Caryn Gootkin steps off her moral high horse for a moment, which was all it took for her alter ego, the Pedantic Player, to write a business proposal to email fraudsters.
Dear email writers (you are too numerous to address separately so please forgive the group email)
I have recently received via email numerous letters purporting to be from various credible international institutions. The content of each email is different but the gist is the same: I have won some amazing monetary prize, which, due to an administrative bungle, I can’t receive until I verify some personal details.
I am shocked and outraged at these letters. I regard them as a personal insult. How dare you address me in such a manner? I demand to be removed from your mailing lists. Your communications make the hairs on the back of my neck stand up. I would like to turn you over to the relevant authority. (However, as you exist only in cyberspace I am not sure which authority has jurisdiction over you.)
I have just reread the previous paragraph and realised with a blush that you may have misunderstood me, thinking my anger is directed at your criminal activities. Worry not; I have long ago given up wasting time and energy on such futile pursuits.

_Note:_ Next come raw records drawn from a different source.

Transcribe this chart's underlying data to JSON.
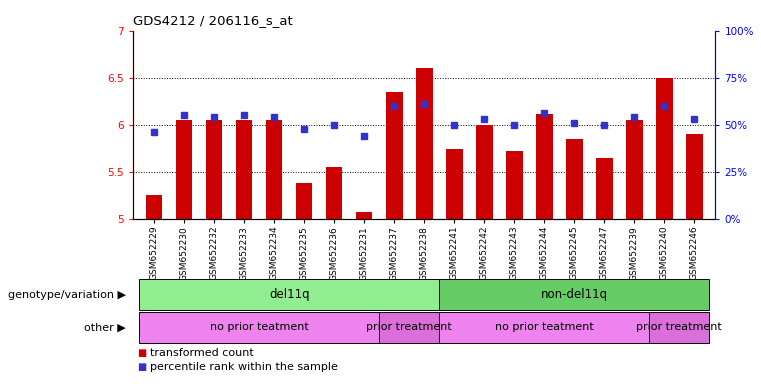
{
  "title": "GDS4212 / 206116_s_at",
  "samples": [
    "GSM652229",
    "GSM652230",
    "GSM652232",
    "GSM652233",
    "GSM652234",
    "GSM652235",
    "GSM652236",
    "GSM652231",
    "GSM652237",
    "GSM652238",
    "GSM652241",
    "GSM652242",
    "GSM652243",
    "GSM652244",
    "GSM652245",
    "GSM652247",
    "GSM652239",
    "GSM652240",
    "GSM652246"
  ],
  "red_values": [
    5.25,
    6.05,
    6.05,
    6.05,
    6.05,
    5.38,
    5.55,
    5.07,
    6.35,
    6.6,
    5.74,
    6.0,
    5.72,
    6.12,
    5.85,
    5.65,
    6.05,
    6.5,
    5.9
  ],
  "blue_values": [
    5.92,
    6.1,
    6.08,
    6.1,
    6.08,
    5.96,
    6.0,
    5.88,
    6.2,
    6.22,
    6.0,
    6.06,
    6.0,
    6.13,
    6.02,
    6.0,
    6.08,
    6.2,
    6.06
  ],
  "ylim_left": [
    5.0,
    7.0
  ],
  "ylim_right": [
    0,
    100
  ],
  "yticks_left": [
    5.0,
    5.5,
    6.0,
    6.5,
    7.0
  ],
  "yticks_right": [
    0,
    25,
    50,
    75,
    100
  ],
  "ytick_labels_right": [
    "0%",
    "25%",
    "50%",
    "75%",
    "100%"
  ],
  "bar_color": "#cc0000",
  "dot_color": "#3333cc",
  "annotations": {
    "genotype_label": "genotype/variation",
    "other_label": "other",
    "del11q_label": "del11q",
    "non_del11q_label": "non-del11q",
    "no_prior1_label": "no prior teatment",
    "prior1_label": "prior treatment",
    "no_prior2_label": "no prior teatment",
    "prior2_label": "prior treatment"
  },
  "del11q_range": [
    0,
    9
  ],
  "non_del11q_range": [
    10,
    18
  ],
  "no_prior1_range": [
    0,
    7
  ],
  "prior1_range": [
    8,
    9
  ],
  "no_prior2_range": [
    10,
    16
  ],
  "prior2_range": [
    17,
    18
  ],
  "legend": {
    "transformed_count": "transformed count",
    "percentile_rank": "percentile rank within the sample"
  },
  "genotype_color_del": "#90ee90",
  "genotype_color_nondel": "#66cc66",
  "other_color_noprior": "#ee82ee",
  "other_color_prior": "#da6fda",
  "bar_width": 0.55,
  "base_value": 5.0
}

But I digress. The reason your letters evoke such a strong reaction in me is that they are written so badly. Yes, I may no longer be a moral firebrand, but I am still a linguistic purist. Some even call me a pedant, but I am not sure I like the negative connotations that word carries.
Let me show you what I mean. The extract below is supposedly from some branch of the United Nations. Now, it’s highly unlikely I could ever attract the attention of any arm of the United Nation but, aside from that, the logo looks fake, the word choice is questionable, the tone is overly grandiose and the grammar is awful. Who taught you to write like this? I have underlined below some sections that are particularly poorly written and, if you so wish will show you how you could improve them.
We have actually been authorized …to investigate the unnecessary delay on your payment, recommended and approved in your favor. You are therefore advice to contact… As soon as you establish a contact with her…
In a similar vein, I received a letter allegedly from Yahoo! UK & Ireland. Once again I will overlook the fact that the logo, which I have copied below, does not match that on the official Yahoo! UK site. I will also not harp on about never having entered any online lottery. Instead, I will give you some examples of the bad writing in that letter, underlined as before.
YAHOO and MICRO SOFT collects all the email addresses of the people that are active online, among the millions that subscribed to Yahoo and Hotmail and few from other e-mail providers.
The third and last example is of an email I received from firstname.lastname@example.org, which is a strange email address to use for a letter that claims to be from “The G-20 Group in relationship with HSBC London”. Be that as it may, once again the grammatical and stylistic errors were numerous. As a token example,
Below is the informatiom
Senders Name:max white
Money Refrence Number:9910-0013
Amount to be confirm:$5000
As an aside, I am curious why you chose to put the amount I have been awarded in US dollars if it originates from HSBC in London. Perhaps it was an innocent mistake. But even so, it brings me to my proposal.
Now, I guess that you don’t have a very good response rate to your emails. I think this is largely due to slips like USD instead of GBP and the fact that people expect those who work at large multinational organisations to write in a much more professional manner. (Whether they actually do is neither here nor there for our purposes.)
What is important is that your letters are perceived by most right-thinking people to be fakes because of their sloppy lay out and language, which got me thinking. Would you be open to forming a working relationship with me? I don’t have anything definite in mind but am open to discussing some sort of profit share with you: I edit and/or rewrite your letters and in return you give me a percentage of your earnings. I am, of course, negotiable as to the exact figures.
You see, I have exchanged righteous indignation for opportunistic pragmatism, which I find much more satisfying, not to mention profitable.